Forming professional groups that involve women (or are exclusively women) will provide an environment to build networks and connect mentors or mentees. To better connect women within a certain profession or with certain interests, these groups can be tied to a particular purpose. Several interviewees cited the need for women in family businesses to form stronger connections.
Age and generation
For young female family leaders, acknowledging and celebrating the efforts of generations of women who have preceded them is important. Women supporting women is more prevalent in the next generations because of this mindset shift and a stronger commitment for women to empower each other. Generational change is impacting the way family members are involved in the company. In many generations that founded companies or in the second generation, leadership and control were passed on to the eldest son within the family. With more companies adopting a merit-based approach to succession, often due to failures experienced with adopting the primogeniture approach, the gender consideration is removed, which many women feel is giving them more chances to prove their worth against their male family members.
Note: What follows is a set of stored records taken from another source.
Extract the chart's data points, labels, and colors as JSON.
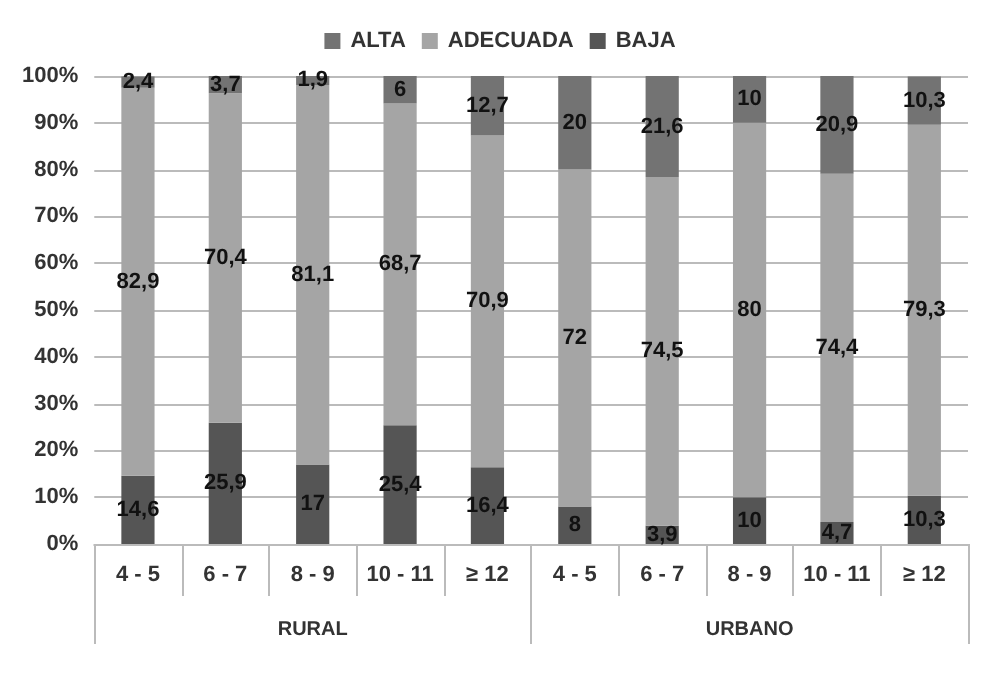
{
  "chart_data": {
    "type": "bar",
    "stacked": true,
    "categories": [
      "4 - 5",
      "6 - 7",
      "8 - 9",
      "10 - 11",
      "≥ 12",
      "4 - 5",
      "6 - 7",
      "8 - 9",
      "10 - 11",
      "≥ 12"
    ],
    "series": [
      {
        "name": "BAJA",
        "color": "#555555",
        "values": [
          14.6,
          25.9,
          17,
          25.4,
          16.4,
          8,
          3.9,
          10,
          4.7,
          10.3
        ],
        "value_labels": [
          "14,6",
          "25,9",
          "17",
          "25,4",
          "16,4",
          "8",
          "3,9",
          "10",
          "4,7",
          "10,3"
        ]
      },
      {
        "name": "ADECUADA",
        "color": "#a5a5a5",
        "values": [
          82.9,
          70.4,
          81.1,
          68.7,
          70.9,
          72,
          74.5,
          80,
          74.4,
          79.3
        ],
        "value_labels": [
          "82,9",
          "70,4",
          "81,1",
          "68,7",
          "70,9",
          "72",
          "74,5",
          "80",
          "74,4",
          "79,3"
        ]
      },
      {
        "name": "ALTA",
        "color": "#737373",
        "values": [
          2.4,
          3.7,
          1.9,
          6,
          12.7,
          20,
          21.6,
          10,
          20.9,
          10.3
        ],
        "value_labels": [
          "2,4",
          "3,7",
          "1,9",
          "6",
          "12,7",
          "20",
          "21,6",
          "10",
          "20,9",
          "10,3"
        ]
      }
    ],
    "ylim": [
      0,
      100
    ],
    "yticks": [
      {
        "value": 0,
        "label": "0%"
      },
      {
        "value": 10,
        "label": "10%"
      },
      {
        "value": 20,
        "label": "20%"
      },
      {
        "value": 30,
        "label": "30%"
      },
      {
        "value": 40,
        "label": "40%"
      },
      {
        "value": 50,
        "label": "50%"
      },
      {
        "value": 60,
        "label": "60%"
      },
      {
        "value": 70,
        "label": "70%"
      },
      {
        "value": 80,
        "label": "80%"
      },
      {
        "value": 90,
        "label": "90%"
      },
      {
        "value": 100,
        "label": "100%"
      }
    ],
    "grid": "y",
    "legend": "top",
    "annotations": [
      "RURAL",
      "URBANO"
    ]
  }
}
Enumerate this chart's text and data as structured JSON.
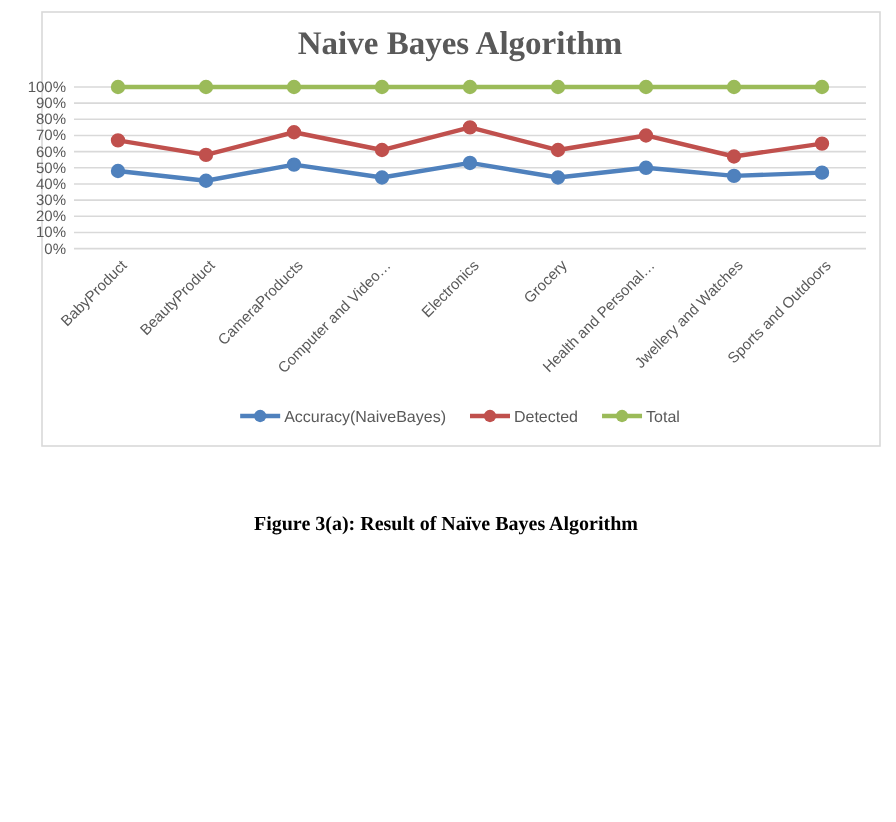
{
  "chart_data": {
    "type": "line",
    "title": "Naive Bayes Algorithm",
    "categories": [
      "BabyProduct",
      "BeautyProduct",
      "CameraProducts",
      "Computer and Video…",
      "Electronics",
      "Grocery",
      "Health and Personal…",
      "Jwellery and Watches",
      "Sports and Outdoors"
    ],
    "series": [
      {
        "name": "Accuracy(NaiveBayes)",
        "color": "#4f81bd",
        "values": [
          48,
          42,
          52,
          44,
          53,
          44,
          50,
          45,
          47
        ]
      },
      {
        "name": "Detected",
        "color": "#c0504d",
        "values": [
          67,
          58,
          72,
          61,
          75,
          61,
          70,
          57,
          65
        ]
      },
      {
        "name": "Total",
        "color": "#9bbb59",
        "values": [
          100,
          100,
          100,
          100,
          100,
          100,
          100,
          100,
          100
        ]
      }
    ],
    "ylim": [
      0,
      100
    ],
    "yticks": [
      {
        "value": 0,
        "label": "0%"
      },
      {
        "value": 10,
        "label": "10%"
      },
      {
        "value": 20,
        "label": "20%"
      },
      {
        "value": 30,
        "label": "30%"
      },
      {
        "value": 40,
        "label": "40%"
      },
      {
        "value": 50,
        "label": "50%"
      },
      {
        "value": 60,
        "label": "60%"
      },
      {
        "value": 70,
        "label": "70%"
      },
      {
        "value": 80,
        "label": "80%"
      },
      {
        "value": 90,
        "label": "90%"
      },
      {
        "value": 100,
        "label": "100%"
      }
    ],
    "grid": "y",
    "legend": "bottom",
    "marker": "circle",
    "line_style": "solid",
    "annotations": [
      "Figure 3(a): Result of Naïve Bayes Algorithm"
    ]
  }
}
"I believe there are differences in leadership styles for women and men, but I also believe everyone has a different style," said a family member and Vice President. "Sometimes women pressure themselves to act like men in business, and they end up becoming a person without emotions. Leaders should embrace their differences because those differences often complement one another."
It can be frustrating for women growing in leadership roles to be stereotyped with characteristics commonly associated with women leaders—just as it can be frustrating for women family members to feel underappreciated as they grow in the family business.
Similarly, many leading family businesses are addressing succession in a meritocratic way. "Pioneer family businesses have added a policy that requires family members to work outside of the company before they have a chance to work for our business."
Family businesses represent an opportunity for women to advance in business more quickly, according to some of our interviewees. Unlike in other businesses, where women may feel shut out of the conversation for leadership positions, women in family businesses can use their family status to help vouch for themselves. However, we can still see that some family businesses limit women’s involvement in the organization to certain roles such as handling CSR or HR. Or, in other instances, if they do have a senior position within the business, becoming a C-suite, a board member, or discussing the succession of the chairman – usually a family member – are still considered taboos. Discussing the CEO succession because many family members are hiring non-family members for the role is an easier topic to discuss.